Rainbow Bridge…

Den heutigen Tag verbrachten wir grossmehrheitlich auf dem Boot. Genauer gesagt cruisten wir gut 5 Stunden auf dem Lake Powell und legten dabei 100 Meilen zurück, um die Rainbow Bridge zu besuchen. 

Aber nun alles der Reihe nach:

Morgens um 07.00 Uhr mussten wir am Checkin der Lake Powell Marina erscheinen. Dort kramte eine indianisch aussehende Frau gemütlich und für längere Zeit in irgendwelchen Papieren, während die Menschen vor dem Schalter warteten. (Egal, dies hatte ich in San Diego ja mehrfach geübt.) Während dem Warten vertrieb ich mir die Zeit, indem ich das ‚Gepäck‘ der anderen Teilnehmer musterte. Da der Lunch selbst mitgebracht werden musste, konnte ich mal wieder einige ami-like Beispiele sehen: einen Rollkoffer, riesige Rucksäcke und sogar eine Kühlbox auf Rädern. Ich hoffte dann, dass wir mit einem Sandwich und einer Box mit geschnittenen Früchten, über die Runde kommen würden 😉. 

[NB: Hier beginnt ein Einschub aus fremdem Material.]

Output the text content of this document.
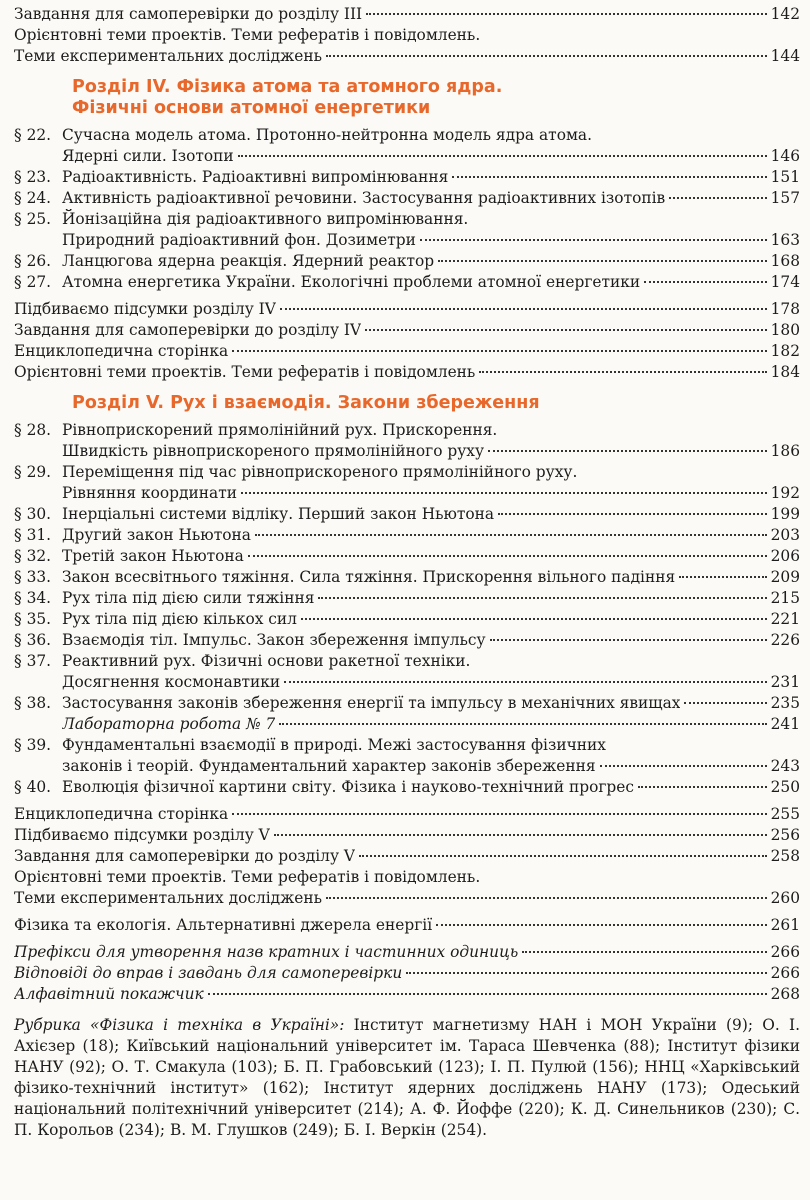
Завдання для самоперевірки до розділу III	142
Орієнтовні теми проектів. Теми рефератів і повідомлень.
Теми експериментальних досліджень	144
Розділ IV. Фізика атома та атомного ядра.
Фізичні основи атомної енергетики
§ 22. Сучасна модель атома. Протонно-нейтронна модель ядра атома.
Ядерні сили. Ізотопи	146
§ 23. Радіоактивність. Радіоактивні випромінювання	151
§ 24. Активність радіоактивної речовини. Застосування радіоактивних ізотопів	157
§ 25. Йонізаційна дія радіоактивного випромінювання.
Природний радіоактивний фон. Дозиметри	163
§ 26. Ланцюгова ядерна реакція. Ядерний реактор	168
§ 27. Атомна енергетика України. Екологічні проблеми атомної енергетики	174
Підбиваємо підсумки розділу IV	178
Завдання для самоперевірки до розділу IV	180
Енциклопедична сторінка	182
Орієнтовні теми проектів. Теми рефератів і повідомлень	184
Розділ V. Рух і взаємодія. Закони збереження
§ 28. Рівноприскорений прямолінійний рух. Прискорення.
Швидкість рівноприскореного прямолінійного руху	186
§ 29. Переміщення під час рівноприскореного прямолінійного руху.
Рівняння координати	192
§ 30. Інерціальні системи відліку. Перший закон Ньютона	199
§ 31. Другий закон Ньютона	203
§ 32. Третій закон Ньютона	206
§ 33. Закон всесвітнього тяжіння. Сила тяжіння. Прискорення вільного падіння	209
§ 34. Рух тіла під дією сили тяжіння	215
§ 35. Рух тіла під дією кількох сил	221
§ 36. Взаємодія тіл. Імпульс. Закон збереження імпульсу	226
§ 37. Реактивний рух. Фізичні основи ракетної техніки.
Досягнення космонавтики	231
§ 38. Застосування законів збереження енергії та імпульсу в механічних явищах	235
Лабораторна робота № 7	241
§ 39. Фундаментальні взаємодії в природі. Межі застосування фізичних
законів і теорій. Фундаментальний характер законів збереження	243
§ 40. Еволюція фізичної картини світу. Фізика і науково-технічний прогрес	250
Енциклопедична сторінка	255
Підбиваємо підсумки розділу V	256
Завдання для самоперевірки до розділу V	258
Орієнтовні теми проектів. Теми рефератів і повідомлень.
Теми експериментальних досліджень	260
Фізика та екологія. Альтернативні джерела енергії	261
Префікси для утворення назв кратних і частинних одиниць	266
Відповіді до вправ і завдань для самоперевірки	266
Алфавітний покажчик	268
Рубрика «Фізика і техніка в Україні»: Інститут магнетизму НАН і МОН України (9); О. І. Ахієзер (18); Київський національний університет ім. Тараса Шевченка (88); Інститут фізики НАНУ (92); О. Т. Смакула (103); Б. П. Грабовський (123); І. П. Пулюй (156); ННЦ «Харківський фізико-технічний інститут» (162); Інститут ядерних досліджень НАНУ (173); Одеський національний політехнічний університет (214); А. Ф. Йоффе (220); К. Д. Синельников (230); С. П. Корольов (234); В. М. Глушков (249); Б. І. Веркін (254).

Etwa um halb 8 war dann alles zum Einsteien bereit. Das Boot fuhr in zügigem Tempo, dennoch benötigten wir für den Hinweg über den 600km2 grossen Stausee drei Stunden. 




Am Ziel angekommen legte das Boot an einem langen Steg an. Der freundliche, grauhaarige Captain fuhr das Manöver einwandfrei und wenn der Schiffsjunge das Festmachen mit Kopfschlag nicht verpeilt hätte, wäre es eine glatte 6er Landung gewesen.

Nach dem Schwimmsteg führte der sandige Weg direkt zur Rainbow Bridge. Sie ist die grösste natürliche Steinbrücke der Welt, mit einer Spannweite von 82m und einer Höhe von 88m. (Für alle, die wie ich mit solchen Daten nicht allzu viel anfangen können: man könnte die Freiheitsstatue darunter stellen.) Nach einer Legende retteten sich einige Navajo Indianer vor einer Sintflut durch die Brücke. Darum ist es für die Besucher verboten unter der Brücke durch zu gehen. 




Eine Stunde und ein bescheidenes Picknick später ging es mit dem Schiff wieder retour. Diesmal waren, im Gegensatz zum Morgen, die Plätze auf dem Upperdeck nicht mehr gefragt. Wer Rang und entsprechendes Equipment hatte, begab sich in den klimatisierten Salon, um dort zu Speisen. Wir bevorzugten es, die Heimfahrt an der Sonne zu geniessen, obschon diese recht heiss war. Als der Hafen bereits in Sichtweite kam, hatte ich extrem Lust auf ein eiskaltes Coke. Dieses sah ich, wie damals nach dem OL durch La Jolla, auch schon förmlich vor mir. Aber just in diesem Moment musste sich uns in einer Fahrrinne, in der überholen verboten ist, ein hässliches Hausboot mit angehängtem Motorboot in den Weg stellen. Der Captain und wenige andere interessierte Passagiere waren der Verzweiflung (ich dem Verdursten) nahe, bis dieser unfähige Bootsführer seinen Kahn endlich beiseite manöveriert hatte.


Endlich im Hafen angekommen, standen für die Vollgefressenen bereits Caddys (statt Rolltreppen) für den Rücktransport zum Hotel bereit. Wir bevorzugten es, den etwa 200m (!!!) langen Weg zu laufen, um so rasch wie möglich an der Hotelbar das langersehnte, eiskalte Pepsi (Coke hatten sie nicht) zu schlürfen.